A1: Our distributed framework is decoupled from the underlying simulator, so the supported properties depend on the simulator itself. In our current implementation, S2 supports all the verification properties that Batfish supports. This design choice allows S2 to fully leverage Batfish’s property-verification capabilities.

Q2 How does performance change when scaling from 1 instance to 16 instances? With only 4 physical workers, is it possible to scale beyond 16 for even faster performance?

A2: Due to limited hardware resources, we did not have more physical servers. For the evaluation, we divided 4 physical workers into multiple logical servers to reach 16 instances. We have not yet demonstrated scaling beyond that.
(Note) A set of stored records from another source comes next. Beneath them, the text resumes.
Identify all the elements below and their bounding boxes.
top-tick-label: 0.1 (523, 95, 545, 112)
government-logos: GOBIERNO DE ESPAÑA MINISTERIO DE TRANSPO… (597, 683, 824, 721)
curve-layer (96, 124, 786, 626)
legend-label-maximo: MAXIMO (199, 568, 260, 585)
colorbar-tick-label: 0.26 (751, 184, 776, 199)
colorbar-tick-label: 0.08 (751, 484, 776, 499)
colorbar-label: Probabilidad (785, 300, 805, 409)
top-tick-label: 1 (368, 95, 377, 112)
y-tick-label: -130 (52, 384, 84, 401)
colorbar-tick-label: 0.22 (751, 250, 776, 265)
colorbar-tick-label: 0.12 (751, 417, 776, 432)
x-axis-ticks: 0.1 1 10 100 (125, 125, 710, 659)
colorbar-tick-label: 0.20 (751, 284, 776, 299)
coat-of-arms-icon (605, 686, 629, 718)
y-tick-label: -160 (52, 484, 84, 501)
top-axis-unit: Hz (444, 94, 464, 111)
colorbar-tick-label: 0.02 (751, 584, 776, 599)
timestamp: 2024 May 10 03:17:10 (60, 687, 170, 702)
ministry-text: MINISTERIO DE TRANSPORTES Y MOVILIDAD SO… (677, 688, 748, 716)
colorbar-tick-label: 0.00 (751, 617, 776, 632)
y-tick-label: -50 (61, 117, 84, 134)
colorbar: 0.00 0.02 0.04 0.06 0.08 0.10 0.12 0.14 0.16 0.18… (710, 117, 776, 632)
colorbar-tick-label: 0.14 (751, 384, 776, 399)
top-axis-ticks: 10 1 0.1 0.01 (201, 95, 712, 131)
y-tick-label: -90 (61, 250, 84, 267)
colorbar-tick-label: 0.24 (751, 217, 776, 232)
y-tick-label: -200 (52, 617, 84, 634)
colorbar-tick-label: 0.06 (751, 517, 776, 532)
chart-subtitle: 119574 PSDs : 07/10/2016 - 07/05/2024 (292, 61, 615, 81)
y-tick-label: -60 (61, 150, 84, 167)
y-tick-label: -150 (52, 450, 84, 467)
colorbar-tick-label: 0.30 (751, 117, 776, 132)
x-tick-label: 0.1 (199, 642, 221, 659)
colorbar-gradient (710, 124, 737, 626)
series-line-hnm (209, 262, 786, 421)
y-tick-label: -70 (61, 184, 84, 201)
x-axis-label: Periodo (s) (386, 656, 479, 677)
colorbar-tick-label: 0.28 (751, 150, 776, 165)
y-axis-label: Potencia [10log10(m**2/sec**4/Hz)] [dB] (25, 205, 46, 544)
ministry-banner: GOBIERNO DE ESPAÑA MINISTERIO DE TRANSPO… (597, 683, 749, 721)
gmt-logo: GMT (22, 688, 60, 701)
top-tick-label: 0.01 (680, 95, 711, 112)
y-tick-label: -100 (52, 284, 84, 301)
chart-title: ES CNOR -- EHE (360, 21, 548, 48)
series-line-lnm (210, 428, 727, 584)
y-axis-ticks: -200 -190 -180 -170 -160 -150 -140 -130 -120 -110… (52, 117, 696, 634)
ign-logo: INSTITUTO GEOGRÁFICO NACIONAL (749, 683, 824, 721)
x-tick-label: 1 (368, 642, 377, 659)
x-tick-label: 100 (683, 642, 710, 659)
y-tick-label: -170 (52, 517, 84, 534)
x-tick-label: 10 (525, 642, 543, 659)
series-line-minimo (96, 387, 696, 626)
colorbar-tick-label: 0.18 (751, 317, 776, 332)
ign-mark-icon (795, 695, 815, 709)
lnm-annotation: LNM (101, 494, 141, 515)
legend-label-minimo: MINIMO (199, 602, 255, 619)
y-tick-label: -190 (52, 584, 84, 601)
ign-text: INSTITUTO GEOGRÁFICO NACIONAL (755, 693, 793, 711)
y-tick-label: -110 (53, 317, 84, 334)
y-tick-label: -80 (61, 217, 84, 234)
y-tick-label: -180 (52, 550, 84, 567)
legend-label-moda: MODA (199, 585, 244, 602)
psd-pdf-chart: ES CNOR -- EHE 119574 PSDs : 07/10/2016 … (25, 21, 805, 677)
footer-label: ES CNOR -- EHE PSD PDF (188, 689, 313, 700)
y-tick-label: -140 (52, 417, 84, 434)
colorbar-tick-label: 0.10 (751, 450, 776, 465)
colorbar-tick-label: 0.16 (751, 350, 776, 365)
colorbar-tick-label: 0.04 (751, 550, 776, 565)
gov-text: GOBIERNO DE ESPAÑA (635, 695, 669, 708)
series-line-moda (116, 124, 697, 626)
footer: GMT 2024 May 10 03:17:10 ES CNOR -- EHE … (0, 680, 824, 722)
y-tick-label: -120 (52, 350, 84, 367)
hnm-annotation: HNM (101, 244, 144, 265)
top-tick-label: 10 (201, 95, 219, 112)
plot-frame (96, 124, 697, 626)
Q3: Can your framework verify systems using ECMP (equal-cost multi-path) routing, and how do you handle it?

A3: Yes. S2 can handle such non-standard configurations. For example, in the same data-center network layer, different devices may have different maximum numbers of paths. These real-world ECMP variations can also be supported by S2.

Personal thoughts

S2 successfully overcomes the scalability limitations of traditional network configuration verification by extending Batfish to ultra-large-scale data center networks, and demonstrates practical feasibility on real-world deployments. Through a combination of distributed execution, prefix sharding, and per-worker BDD management, the system effectively addresses key challenges including computational load, memory peaks, and parallelization efficiency. The introduction of shadow nodes further ensures semantic consistency, resulting in a well-structured and practically viable architecture.

The use of a sidecar design to share routing information across workers enables efficient distributed route simulation—an approach reminiscent of multi-instance coordination in virtualized environments. This architecture preserves local autonomy while supporting global reachability analysis, offering a reusable paradigm for future large-scale network verification systems. If Batfish’s performance were evaluated with a higher number of shards and compared against existing distributed data plane verification frameworks such as Medusa, the evaluation would provide a more comprehensive understanding of S2’s advantages in scalability, resource efficiency, and deployment practicality.

Overall, S2 significantly advances the operational scalability of network verification tools and provides a valuable engineering blueprint for building high-performance, semantically consistent, and distributed network analysis platforms.